Colonial discourse

Amazing quote!

“Colonial discourse is greatly implicated in ideas of the centrality of Europe, and thus in assumptions that have become characteristic of modernity: assumptions about history, language, literature and ‘technology’. Colonial discourse is thus a system of statements that can be made about colonies and colonial peoples, about colonizing powers and about the relationship between these two. It is the system of knowledge and beliefs about the world within which acts of colonization take place. Although it is generated within the society and cultures of the colonizers, it becomes that discourse within which the colonized may also come to see themselves. At the very least, it creates a deep conflict in the consciousness of the colonized because of its clash with other knowledges (and kinds of knowledge) about the world. Rules of inclusion and exclusion operate on the assumption of the superiority of the colonizer’s culture, history, language, art, political structures, social conventions, and the assertion of the need for the colonized to be ‘raised up’ through colonial contact. In particular, colonial discourse hinges on notions of race that begin to emerge at the very advent of European imperialism. Through such distinctions it comes to represent the colonized, whatever the nature of their social structures and cultural histories, as ‘primitive’ and the colonizers as ‘civilized’.

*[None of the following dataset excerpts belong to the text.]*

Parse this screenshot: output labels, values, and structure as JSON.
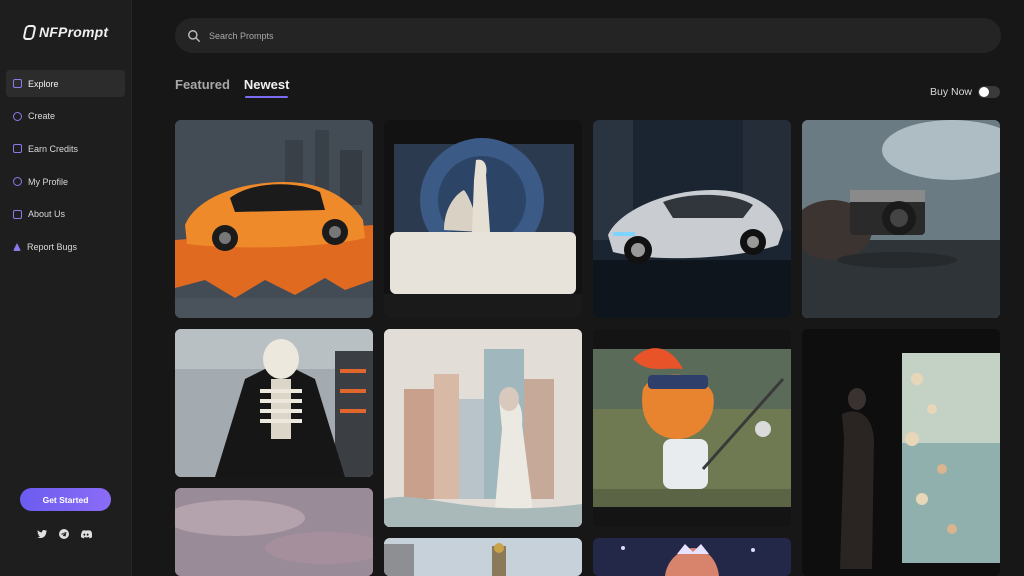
{
  "app": {
    "logo_text": "NFPrompt"
  },
  "sidebar": {
    "items": [
      {
        "label": "Explore",
        "icon": "compass-icon",
        "active": true
      },
      {
        "label": "Create",
        "icon": "shield-icon"
      },
      {
        "label": "Earn Credits",
        "icon": "home-icon"
      },
      {
        "label": "My Profile",
        "icon": "user-icon"
      },
      {
        "label": "About Us",
        "icon": "info-icon"
      },
      {
        "label": "Report Bugs",
        "icon": "warning-icon"
      }
    ],
    "cta_label": "Get Started",
    "socials": [
      "twitter-icon",
      "telegram-icon",
      "discord-icon"
    ]
  },
  "search": {
    "placeholder": "Search Prompts",
    "value": ""
  },
  "tabs": [
    {
      "label": "Featured",
      "active": false
    },
    {
      "label": "Newest",
      "active": true
    }
  ],
  "filters": {
    "buy_now_label": "Buy Now",
    "buy_now_on": false
  },
  "accent_color": "#7c6cf2",
  "gallery": [
    "orange-sports-car",
    "bedroom-silhouettes",
    "silver-concept-car",
    "vintage-camera-puddle",
    "skeleton-cape",
    "watercolor-city-woman",
    "cartoon-fox-fencer",
    "woman-window-flowers",
    "pink-sky",
    "cathedral-tower",
    "anime-girl-tiara"
  ]
}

Colonial discourse tends to exclude, of course, statements about the exploitation of the resources of the colonized, the political status accruing to colonizing powers, the importance to domestic politics of the development of an empire, all of which may be compelling reasons for maintaining colonial ties. Rather it conceals these benefits in statements about the inferiority of the colonized, the primitive nature of other races, the barbaric depravity of colonized societies, and therefore the duty of the imperial power to reproduce itself in the colonial society, and to advance the civilization of the colony through trade,administration,cultural and moral improvement.

Via Lost in Space.


2 thoughts on “Colonial discourse

  1. This sounds like it could apply to Arab society before Islam and then when Islam came and labeled the pre-Islamic Arabs as ignorant. It’s amazing how what we do today or in recent history is so much like what people did centuries ago. Yet we think we’ve evolved somehow? I am skeptical!